Elvis: Dietro il sogno

Lo sappiamo, nel 1977 Elvis tutto avrebbe dovuto fare tranne che esibirsi. Invece fece cinque tour in altrettanti mesi (a gennaio non tenne concerti), facendo una pausa di circa cinquanta giorni prima dell'ennesimo giro di spettacoli che sarebbe iniziato a Portland il 17 agosto. Avevo quindici o sedici anni quando seppi di questo estenuante, per certi versi insensato ruolino di marcia e ricordo che mi arrabbiai moltissimo. Possibile? Possibile che le persone intorno a lui non avessero cercato di impedire questa folle corsa verso la fine? A quei tempi riuscii a trovare soltanto risposte riconducibili all'avidità del suo manager e alla superficialità dei suoi presunti amici, ma non poteva essere tutto qui. In tutta la mia vita non ho mai, e sottolineo mai, considerato Elvis Presley un burattino senza carattere nelle mani di Parker. Se lo avessi fatto, probabilmente avrei amato di meno il mio artista preferito, sono fatto così. Non sopporto chi manovra, ma nemmeno chi si fa manovrare. Come ho appena detto, però, il problema con Elvis non si è mai posto.

Diciamo allora che al netto dei suoi eccessi Elvis era rimasto il ragazzo semplice di un tempo. Che aveva un altissimo senso del dovere. Che divenne il cantante più famoso del pianeta quando aveva ventuno anni. Che nel corso dei sixties si trasformò nell'attore più pagato di Hollywood e che qualche anno più tardi divenne una leggenda vivente. Niente male, vero? Secondo me non è il caso di continuare a parlare di un personaggio del suo calibro assimilandolo a un burattino che viene costretto a fare qualcosa contro la sua volontà. Insomma, stiamo parlando del più grande di tutti i tempi... mi sembra un po' riduttivo. Quindi, diciamo anche che Elvis si fece andare bene le scelte del Colonnello. Un po' per lealtà, un po', ovviamente, perché gli sembrarono giuste. Non sto dicendo che trovasse belli Clambake e Paradise, Hawaiian Style, né che considerasse opportune centinaia di repliche a Las Vegas. Lo so da me che Parker avrebbe dovuto concentrarsi maggiormente sull'aspetto umano del suo prestigioso cliente. So bene che Elvis si sarebbe dovuto impuntare e dire vado a cantare a Londra e Parigi con o senza te, ma credo che tutto abbia una sua logica, e non credo proprio che fosse quella del "sissignore, obbedisco".

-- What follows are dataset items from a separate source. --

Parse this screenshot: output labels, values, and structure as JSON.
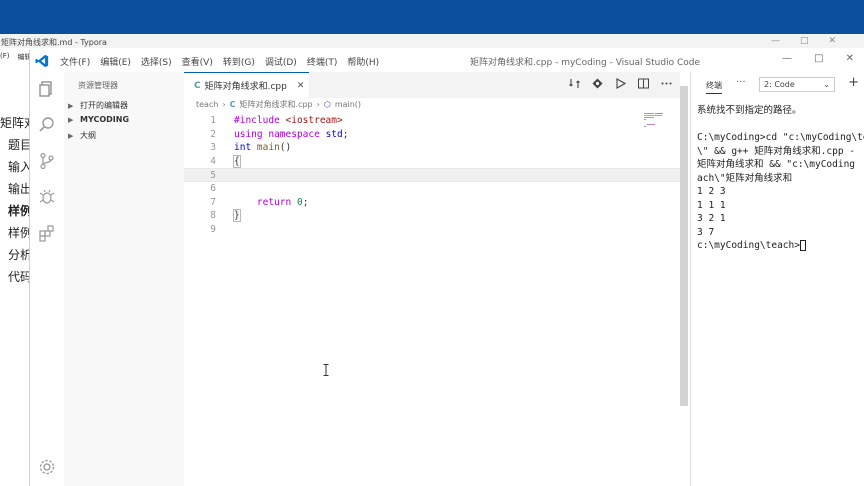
{
  "typora": {
    "title": "矩阵对角线求和.md - Typora",
    "controls": [
      "—",
      "□",
      "✕"
    ],
    "menu": [
      "(F)",
      "编辑"
    ],
    "left_items": [
      {
        "text": "矩阵对",
        "bold": false
      },
      {
        "text": "题目",
        "bold": false
      },
      {
        "text": "输入",
        "bold": false
      },
      {
        "text": "输出",
        "bold": false
      },
      {
        "text": "样例",
        "bold": true
      },
      {
        "text": "样例",
        "bold": false
      },
      {
        "text": "分析",
        "bold": false
      },
      {
        "text": "代码",
        "bold": false
      }
    ]
  },
  "vscode": {
    "title": "矩阵对角线求和.cpp - myCoding - Visual Studio Code",
    "menu": [
      "文件(F)",
      "编辑(E)",
      "选择(S)",
      "查看(V)",
      "转到(G)",
      "调试(D)",
      "终端(T)",
      "帮助(H)"
    ],
    "win_controls": [
      "—",
      "□",
      "✕"
    ],
    "sidebar": {
      "title": "资源管理器",
      "items": [
        {
          "label": "打开的编辑器",
          "bold": false
        },
        {
          "label": "MYCODING",
          "bold": true
        },
        {
          "label": "大纲",
          "bold": false
        }
      ]
    },
    "tab": {
      "icon": "C",
      "label": "矩阵对角线求和.cpp",
      "close": "✕"
    },
    "breadcrumbs": [
      "teach",
      "矩阵对角线求和.cpp",
      "main()"
    ],
    "editor_lines": [
      {
        "n": "1"
      },
      {
        "n": "2"
      },
      {
        "n": "3"
      },
      {
        "n": "4"
      },
      {
        "n": "5"
      },
      {
        "n": "6"
      },
      {
        "n": "7"
      },
      {
        "n": "8"
      },
      {
        "n": "9"
      }
    ],
    "code": {
      "l1_kw": "#include",
      "l1_str": "<iostream>",
      "l2_kw": "using",
      "l2_kw2": "namespace",
      "l2_ns": "std",
      "l3_type": "int",
      "l3_fn": "main",
      "l3_paren": "()",
      "l4": "{",
      "l7_kw": "return",
      "l7_num": "0",
      "l8": "}"
    },
    "terminal": {
      "tab_label": "终端",
      "more": "···",
      "shell_select": "2: Code",
      "plus": "+",
      "lines": [
        "系统找不到指定的路径。",
        "",
        "C:\\myCoding>cd \"c:\\myCoding\\te",
        "\\\" && g++ 矩阵对角线求和.cpp -",
        "矩阵对角线求和 && \"c:\\myCoding",
        "ach\\\"矩阵对角线求和",
        "1 2 3",
        "1 1 1",
        "3 2 1",
        "3 7",
        "c:\\myCoding\\teach>"
      ]
    }
  }
}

E allora, i concerti fino alla fine dei suoi giorni malgrado la salute ormai compromessa? Soldi? Naturalmente sulla strada se ne trovavano tanti, tantissimi, ma è stupido e fuorviante limitarsi a questo pensiero. Così fisso questa foto risalente al 1972 - una delle mie preferite - e realizzo quanto Elvis avesse bisogno di quel contatto così speciale con il pubblico che amava e rispettava. Mi è chiaro, una volta di più, il suo desiderio di donare e donarsi. Vedo nitidamente il suo stravagante, quasi ingenuo tentativo di stabilire un contatto reale con chi, paradossalmente, lo aveva chiuso nei propri sogni.